As experience shows, in this way one gets a perfect one Protection even if the engine is at a distance of 15 m from the protective wall is located. In this case, too, the flow becomes almost completely steep deflected above.

The angles can be varied as required. However, it is necessary that @ the total angle a + b is greater than 90 °. If the angle is just a little bigger than 90 °, the deflection upwards is very bad; the protective wall works then like a wall, and very strong dynamic pressure is exerted on it. is the angle, on the other hand, is very large, so the current still has after its passage a large horizontal component, and the protective wall only fulfills its function very imperfect.
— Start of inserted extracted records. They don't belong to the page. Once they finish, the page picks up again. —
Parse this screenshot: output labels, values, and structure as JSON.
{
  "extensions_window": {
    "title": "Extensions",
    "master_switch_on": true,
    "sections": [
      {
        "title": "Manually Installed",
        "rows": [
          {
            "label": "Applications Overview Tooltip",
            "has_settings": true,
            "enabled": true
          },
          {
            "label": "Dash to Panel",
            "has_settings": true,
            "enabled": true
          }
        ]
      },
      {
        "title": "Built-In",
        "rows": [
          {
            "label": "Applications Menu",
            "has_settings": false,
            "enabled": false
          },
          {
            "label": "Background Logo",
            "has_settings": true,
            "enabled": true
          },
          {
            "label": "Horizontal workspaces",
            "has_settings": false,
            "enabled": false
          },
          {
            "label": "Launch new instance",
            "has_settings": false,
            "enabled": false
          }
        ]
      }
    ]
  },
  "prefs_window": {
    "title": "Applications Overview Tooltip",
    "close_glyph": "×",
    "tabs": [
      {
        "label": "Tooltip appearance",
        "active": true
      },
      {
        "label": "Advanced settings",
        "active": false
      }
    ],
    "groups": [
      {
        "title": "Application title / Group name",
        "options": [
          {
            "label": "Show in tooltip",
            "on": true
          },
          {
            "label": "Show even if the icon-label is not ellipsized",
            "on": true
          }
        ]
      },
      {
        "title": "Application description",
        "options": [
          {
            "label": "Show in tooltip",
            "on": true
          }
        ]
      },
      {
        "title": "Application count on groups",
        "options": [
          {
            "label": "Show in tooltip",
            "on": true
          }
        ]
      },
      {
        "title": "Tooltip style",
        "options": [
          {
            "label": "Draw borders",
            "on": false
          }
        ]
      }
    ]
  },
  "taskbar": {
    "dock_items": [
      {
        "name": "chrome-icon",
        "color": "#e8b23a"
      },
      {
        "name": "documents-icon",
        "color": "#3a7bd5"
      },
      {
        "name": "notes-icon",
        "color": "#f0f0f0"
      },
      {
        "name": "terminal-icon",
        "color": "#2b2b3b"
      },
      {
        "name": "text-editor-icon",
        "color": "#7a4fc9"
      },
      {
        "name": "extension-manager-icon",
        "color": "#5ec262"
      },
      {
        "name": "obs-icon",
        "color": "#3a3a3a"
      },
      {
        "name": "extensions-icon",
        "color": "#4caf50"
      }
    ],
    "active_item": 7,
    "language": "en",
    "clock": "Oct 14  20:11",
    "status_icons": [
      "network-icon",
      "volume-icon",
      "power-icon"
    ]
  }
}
In practice, the angle values that give satisfactory results deliver, between 98 and 120 °. The entire protective wall consists of a suitable one Number of part-walls arranged horizontally next to one another, of which each part-wall a protective wall P1 is P2 (Fig. 7) of the type described above; every partial wall can for example have a height of about 1.50 m and a width of about 1.20 m, wherein each band-shaped element 1 z. B. can have three diamond-shaped openings, where the distance between parallel, successive elements 1 is about 70 can be mm.
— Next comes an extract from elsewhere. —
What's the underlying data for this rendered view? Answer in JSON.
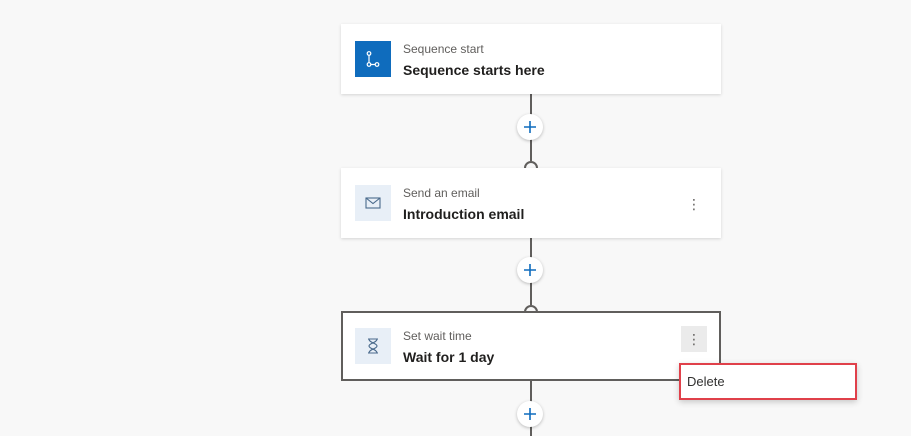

The adjoining partial walls are covered by iron plates Ml (F i G. 7 and 8) connected, and the outer edges of the barrier are on U-irons M2, M3 attached, which in turn are welded with their lower ends to U-irons M4, Mri, M, welded are. The latter rest on the floor or on any suitable support, e.g. B. made of concrete. They are on the ground or on this base by means of anchoring bolts Ni to N4 (Fig. 6) attached.

Claims (4)

Claims: 1. Protective wall with devices for deflecting strong Air currents, especially when used at airports to deflect the exhaust gas flows of jet engines, with strips welded together, made up of several There are pairs of webs created by longitudinal cuts, the webs in opposite directions Directions perpendicular to the stripe plane are bent and between the web pairs Have lying patches of area, which among each other and to the patches of the other strips are parallel, characterized in that the surface pieces (3) lie obliquely to the wall plane and that the outer edges of one in one direction and a web bent in the opposite direction with one another the apex of the deflection are welded, so that in the appropriate position Air or exhaust gas jets hitting the protective wall horizontally behind the wall be deflected steeply upwards. 2. Protective wall according to claim 1, characterized in that that the sum (a + b) of the angles, which the surface pieces to the wall plane and this to the Occupy the ground, greater than 90 °. 3. Protective wall according to claim 1 and 2, characterized characterized in that the angle sum (a + 6) has a value which is smaller than 130 °. 4. Protective wall according to claim 1 and 2, characterized in that the angle (b) the wall plane to the floor about 60 ° and the angle (a) of the surface pieces to the wall plane about 35 to 45 °.